Noble found it tough going from the off, with a tricky pool that included Beijing 2008 silver medalist Tian Jianquan and strong Hong Kong hope Cheong Meng Chai.

In the quarter-finals Chen Yi Jun dispatched Sergey Frolov 15-6 while his counterpart Jianquan took care of Nobel’s victor El Assine and Chan Win Kin from Hong Kong overcame his team-mate Cheong Meng Chai.

Radowslaw Stanczuk of Poland beat Greece’s Gerasimos Pylarinos, and with Noble out, there was very little the rest of the field could do to prevent the Chinese claiming the top prize.

Kin and Stanczuk faced the almost impossible task of the Jianquan and Jun respectively in their semi-final bouts. Both Chinese athletes raced to early leads and did not look back, setting up a repeat of the sabre final from four years ago.

Kin went on to take the bronze in a stylish performance that Stanczuk found hard to cope with. "I am happy but I wanted to do better," said Kin.

In the opening exchanges of the final, reigning world champion Jun looked unstoppable; turning defence into attack he took a swift 7-0 lead.
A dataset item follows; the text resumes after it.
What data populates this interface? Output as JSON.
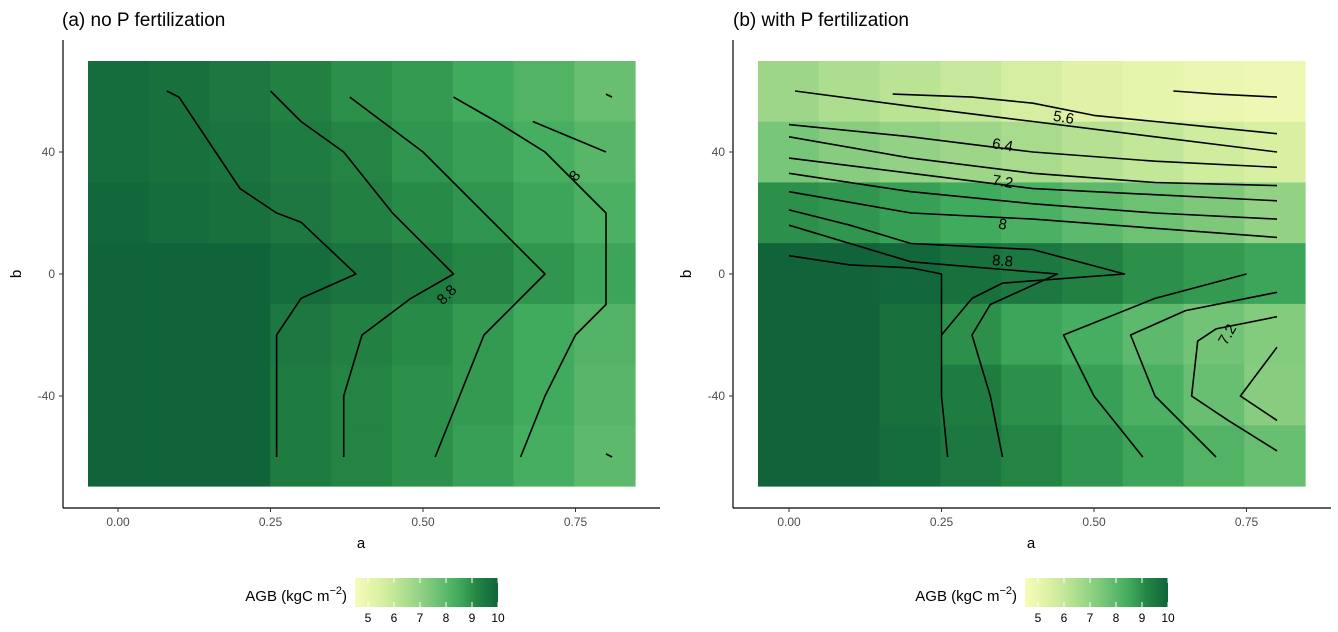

But back came Jianquan, reeling Jun in to 7-6. The comeback was short-lived though, and Jun displayed great agility and fight to clinch the title of Paralympic champion 15-12.

The category B competition featured no such dominance.

Tam Chik Sum, silver medalist in the epee class, did not make it out of his pool, losing all four preliminary round matches.

Italian Alessio Sarri caused a big upset in the quarter-finals, catching potential medalist and world champion Anton Datsko off guard and pipping the Ukrainian 15-13. Grzegorz Pluta eased passed his Greek opponent, Emmanouil Bogdos, while Marat Yusupov beat Canadian Pierre Mainville.

The other quarter-final was an all-French affair, with gold medal holder Laurent Francois meeting tournament favourite Marc-Andre Cratere, and Cratere showed why he was the favourite beating a labored Francois 15-9.

With all of Cratere’s main rivals out, the competition was his for the taking.

He brushed aside Yusupov 15-9 to set-up a gold medal bout with Poland’s Pluta, whose semi-final with Sarri went right to the wire.

The under-dog, Sarri picked himself up to produce a performance of real ability and raw emotion to take the bronze.

Cratere looked composed, and after finishing fourth twice in Beijing he was desperate to achieve his gold medal goal, but Pluta had other ideas.

The Pol looked sharper and Cratere struggled to defend against Pluta’s aggression. It was a massive upset and even though Cratere took home the silver, he will look back and think what might have been.